Founded in 2021, My First Bitcoin began with a single class of four students. Over the next four years, it grew rapidly, teaching more than 27,000 students, creating the world’s first Bitcoin Diploma in public schools, hosting educators’ unconferences, and building a Node Network now spanning 50 projects in 27 countries.
Now, My First Bitcoin is shifting from local classrooms to a global movement. Founder John Dennehy says the focus is on empowering educators, not running programs directly.
“We want to help others succeed in their own communities and link them together,” Dennehy said in a note to Bitcoin Magazine.
The project is also embracing a fully remote structure, closing its office in El Salvador. Local meetups will now be run by independent collectives, using open-source blueprints developed by My First Bitcoin.
The organization will continue developing curricula, creating digital platforms, and fostering connections among educators worldwide.
“Our mission remains the same,” Dennehy adds. “Independent, impartial Bitcoin education gives people agency, encourages critical thought, and builds long-term freedom. Bitcoin is the tool, education is the pathway.”
The move represents a new phase for the initiative. By training teachers, sharing resources openly, and supporting community-led projects, My First Bitcoin aims to ignite a global movement. The team invites educators, organizers, and Bitcoin advocates to join the network and help expand access to knowledge everywhere.
My First Bitcoin background
Founded in August 2021 by John Dennehy, Mi Primer Bitcoin (My First Bitcoin) began as a small, community-led project in El Salvador with a mission to empower individuals through Bitcoin education. Dennehy, a soft-spoken and introspective thinker, saw education as a means to restore personal agency and sovereignty, especially in a world where people often feel powerless.
The idea took root during the COVID-19 pandemic, when Dennehy spent long walks in New York contemplating society’s challenges. Concluding that the solution lay in education, he initially traveled to Ecuador to teach friends about Bitcoin.
However, pandemic restrictions made in-person engagement difficult. Shortly afterward, Dennehy learned of El Salvador’s historic adoption of Bitcoin as legal tender and relocated there to support the country’s efforts.
Landing in El Salvador, Dennehy drafted the organization’s mission and lesson plans, recruiting both students and local teachers. He made community leadership a core principle, ensuring that all instructors were Salvadoran to better relate to students. The first class had just one attendee, held in a yoga studio, but the initiative grew steadily. By the end of the first month, five students were regularly participating.

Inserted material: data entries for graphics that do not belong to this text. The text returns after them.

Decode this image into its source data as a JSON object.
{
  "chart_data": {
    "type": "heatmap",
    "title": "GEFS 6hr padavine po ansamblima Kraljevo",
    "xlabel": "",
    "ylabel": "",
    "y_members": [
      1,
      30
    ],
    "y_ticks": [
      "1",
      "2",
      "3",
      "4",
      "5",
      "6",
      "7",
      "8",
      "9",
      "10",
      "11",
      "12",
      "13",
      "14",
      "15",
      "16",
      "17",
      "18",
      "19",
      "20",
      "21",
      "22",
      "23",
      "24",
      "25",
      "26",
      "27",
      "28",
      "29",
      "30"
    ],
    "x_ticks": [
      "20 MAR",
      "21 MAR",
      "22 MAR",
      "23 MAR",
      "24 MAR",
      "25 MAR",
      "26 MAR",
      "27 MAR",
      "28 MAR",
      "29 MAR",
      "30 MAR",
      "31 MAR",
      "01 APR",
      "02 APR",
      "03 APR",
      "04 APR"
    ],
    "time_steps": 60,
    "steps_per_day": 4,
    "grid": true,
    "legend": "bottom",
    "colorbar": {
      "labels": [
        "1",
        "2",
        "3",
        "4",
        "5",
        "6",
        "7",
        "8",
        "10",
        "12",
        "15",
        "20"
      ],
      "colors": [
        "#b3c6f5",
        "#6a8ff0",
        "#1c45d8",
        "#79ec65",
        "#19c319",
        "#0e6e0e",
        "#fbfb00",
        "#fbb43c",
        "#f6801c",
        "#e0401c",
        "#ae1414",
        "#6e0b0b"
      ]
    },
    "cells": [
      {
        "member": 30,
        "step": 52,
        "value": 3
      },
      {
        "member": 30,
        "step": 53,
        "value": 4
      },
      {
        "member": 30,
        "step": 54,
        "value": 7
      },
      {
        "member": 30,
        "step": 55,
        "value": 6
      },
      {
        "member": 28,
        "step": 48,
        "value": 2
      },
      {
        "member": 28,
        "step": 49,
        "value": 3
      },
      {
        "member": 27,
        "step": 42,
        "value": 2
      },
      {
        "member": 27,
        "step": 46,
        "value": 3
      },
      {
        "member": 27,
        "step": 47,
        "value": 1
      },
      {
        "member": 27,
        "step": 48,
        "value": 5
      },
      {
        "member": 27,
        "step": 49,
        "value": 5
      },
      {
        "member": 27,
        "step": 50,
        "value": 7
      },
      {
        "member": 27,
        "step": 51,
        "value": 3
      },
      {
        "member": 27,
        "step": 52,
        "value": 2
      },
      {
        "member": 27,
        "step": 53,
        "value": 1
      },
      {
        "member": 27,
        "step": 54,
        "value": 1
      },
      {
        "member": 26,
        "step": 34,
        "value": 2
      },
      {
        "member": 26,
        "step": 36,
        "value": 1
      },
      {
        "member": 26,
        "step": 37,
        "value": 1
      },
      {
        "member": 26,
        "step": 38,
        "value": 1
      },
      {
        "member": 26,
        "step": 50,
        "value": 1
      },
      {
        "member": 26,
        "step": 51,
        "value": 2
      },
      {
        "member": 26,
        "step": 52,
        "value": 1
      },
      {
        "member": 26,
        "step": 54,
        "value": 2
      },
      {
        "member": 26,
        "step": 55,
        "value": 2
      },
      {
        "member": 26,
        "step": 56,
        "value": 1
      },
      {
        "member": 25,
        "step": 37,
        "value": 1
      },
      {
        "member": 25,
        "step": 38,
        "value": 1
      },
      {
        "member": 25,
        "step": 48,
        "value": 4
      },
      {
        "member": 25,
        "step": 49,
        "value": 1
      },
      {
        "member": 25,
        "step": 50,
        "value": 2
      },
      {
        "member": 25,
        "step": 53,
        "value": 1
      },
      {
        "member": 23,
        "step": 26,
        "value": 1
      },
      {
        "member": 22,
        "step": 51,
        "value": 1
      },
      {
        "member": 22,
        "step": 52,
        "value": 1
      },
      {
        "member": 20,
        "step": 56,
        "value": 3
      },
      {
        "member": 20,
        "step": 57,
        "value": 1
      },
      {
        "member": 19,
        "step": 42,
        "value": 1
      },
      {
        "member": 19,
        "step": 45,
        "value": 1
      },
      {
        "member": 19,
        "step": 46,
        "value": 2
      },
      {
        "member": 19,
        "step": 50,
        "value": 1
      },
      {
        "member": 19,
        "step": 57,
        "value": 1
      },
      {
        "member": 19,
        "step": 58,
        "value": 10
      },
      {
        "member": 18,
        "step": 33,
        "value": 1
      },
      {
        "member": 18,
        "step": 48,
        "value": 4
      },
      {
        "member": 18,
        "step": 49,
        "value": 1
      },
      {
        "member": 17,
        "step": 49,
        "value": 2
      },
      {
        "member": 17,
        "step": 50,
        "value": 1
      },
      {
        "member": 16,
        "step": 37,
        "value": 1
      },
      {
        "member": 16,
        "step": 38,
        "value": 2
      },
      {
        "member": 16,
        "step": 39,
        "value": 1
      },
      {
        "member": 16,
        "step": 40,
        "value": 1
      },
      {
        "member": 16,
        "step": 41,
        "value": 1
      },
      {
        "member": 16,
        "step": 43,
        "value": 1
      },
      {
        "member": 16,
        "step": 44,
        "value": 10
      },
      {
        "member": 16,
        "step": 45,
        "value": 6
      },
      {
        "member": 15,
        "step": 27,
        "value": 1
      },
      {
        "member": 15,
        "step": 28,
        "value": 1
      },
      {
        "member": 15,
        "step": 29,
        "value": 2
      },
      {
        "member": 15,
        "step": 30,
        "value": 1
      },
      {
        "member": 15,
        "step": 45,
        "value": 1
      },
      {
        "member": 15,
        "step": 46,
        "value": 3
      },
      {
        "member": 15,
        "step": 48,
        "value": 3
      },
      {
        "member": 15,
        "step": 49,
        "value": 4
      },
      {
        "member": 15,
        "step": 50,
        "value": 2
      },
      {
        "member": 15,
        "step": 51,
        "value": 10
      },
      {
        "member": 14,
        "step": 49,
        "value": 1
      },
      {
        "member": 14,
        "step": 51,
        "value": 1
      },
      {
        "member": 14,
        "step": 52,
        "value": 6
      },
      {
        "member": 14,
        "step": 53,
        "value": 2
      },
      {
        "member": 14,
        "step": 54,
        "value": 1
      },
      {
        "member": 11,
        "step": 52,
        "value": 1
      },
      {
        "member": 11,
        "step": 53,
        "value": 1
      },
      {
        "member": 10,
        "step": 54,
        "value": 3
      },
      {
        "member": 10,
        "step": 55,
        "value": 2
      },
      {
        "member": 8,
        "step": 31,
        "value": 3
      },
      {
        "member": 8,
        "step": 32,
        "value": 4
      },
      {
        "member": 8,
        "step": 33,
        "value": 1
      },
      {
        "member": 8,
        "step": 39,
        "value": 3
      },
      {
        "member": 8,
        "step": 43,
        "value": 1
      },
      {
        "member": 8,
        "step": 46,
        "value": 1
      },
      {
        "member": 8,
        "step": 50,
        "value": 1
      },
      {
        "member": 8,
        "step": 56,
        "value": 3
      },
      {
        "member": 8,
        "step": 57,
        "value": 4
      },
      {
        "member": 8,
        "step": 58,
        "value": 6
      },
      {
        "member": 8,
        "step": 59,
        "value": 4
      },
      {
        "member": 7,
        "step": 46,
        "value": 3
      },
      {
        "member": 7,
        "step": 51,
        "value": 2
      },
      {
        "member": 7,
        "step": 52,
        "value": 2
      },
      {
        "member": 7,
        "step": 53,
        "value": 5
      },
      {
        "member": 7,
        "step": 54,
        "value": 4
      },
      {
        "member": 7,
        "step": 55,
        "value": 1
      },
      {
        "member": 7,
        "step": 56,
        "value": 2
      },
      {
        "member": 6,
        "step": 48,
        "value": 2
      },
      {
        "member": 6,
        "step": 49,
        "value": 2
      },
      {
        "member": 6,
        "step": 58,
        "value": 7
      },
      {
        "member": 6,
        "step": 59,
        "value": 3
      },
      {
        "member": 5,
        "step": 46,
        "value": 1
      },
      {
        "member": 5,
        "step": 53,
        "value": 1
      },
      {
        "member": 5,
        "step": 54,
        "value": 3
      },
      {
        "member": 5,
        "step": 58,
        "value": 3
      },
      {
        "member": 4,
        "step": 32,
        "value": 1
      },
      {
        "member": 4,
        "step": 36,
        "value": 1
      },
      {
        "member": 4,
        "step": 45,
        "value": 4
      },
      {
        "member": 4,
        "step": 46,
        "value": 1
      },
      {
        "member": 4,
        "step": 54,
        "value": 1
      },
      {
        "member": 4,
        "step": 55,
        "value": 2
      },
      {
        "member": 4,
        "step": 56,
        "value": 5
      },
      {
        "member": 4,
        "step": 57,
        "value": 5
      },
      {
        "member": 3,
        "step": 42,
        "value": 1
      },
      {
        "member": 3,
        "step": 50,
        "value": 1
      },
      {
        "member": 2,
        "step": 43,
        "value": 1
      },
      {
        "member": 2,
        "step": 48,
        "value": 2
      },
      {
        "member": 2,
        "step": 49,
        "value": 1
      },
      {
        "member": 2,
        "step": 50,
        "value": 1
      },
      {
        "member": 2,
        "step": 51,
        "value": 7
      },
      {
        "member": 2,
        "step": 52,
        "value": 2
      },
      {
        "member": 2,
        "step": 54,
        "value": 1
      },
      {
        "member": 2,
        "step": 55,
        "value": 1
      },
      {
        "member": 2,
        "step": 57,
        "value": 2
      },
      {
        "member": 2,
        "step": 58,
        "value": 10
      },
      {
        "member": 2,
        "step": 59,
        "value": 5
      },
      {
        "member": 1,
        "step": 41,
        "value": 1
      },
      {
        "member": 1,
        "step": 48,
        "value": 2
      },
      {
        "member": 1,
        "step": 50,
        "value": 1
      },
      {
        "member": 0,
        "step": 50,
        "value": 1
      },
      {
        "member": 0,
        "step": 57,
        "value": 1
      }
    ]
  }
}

In 2022, Dennehy and his team formalized their curriculum into the “Bitcoin Diploma” program. The diploma includes ten lessons covering monetary systems, Bitcoin fundamentals, wallets, nodes, mining, security, the Lightning Network, and Bitcoin’s future. By the end of that year, 38 high school students in El Salvador had earned their diplomas.
The organization’s impact has since expanded globally. In 2023, Mi Primer Bitcoin launched the Independent Bitcoin Educators Node Network, now encompassing over 65 projects across 35 countries. These initiatives range from circular economies to local meetups, united by six core principles: independent, impartial, community-led, Bitcoin-only, high-quality education focused on empowerment rather than profit.
In May 2025, the nonprofit received a $1 million grant from Jack Dorsey’s Start Small to scale its global efforts, including enhancing the Bitcoin Diploma, intro courses, teacher workshops, and its Online School and Community Hub.
Despite the funding, Dennehy emphasized that the nonprofit will never accept government funding and carefully vets other sources to preserve independence.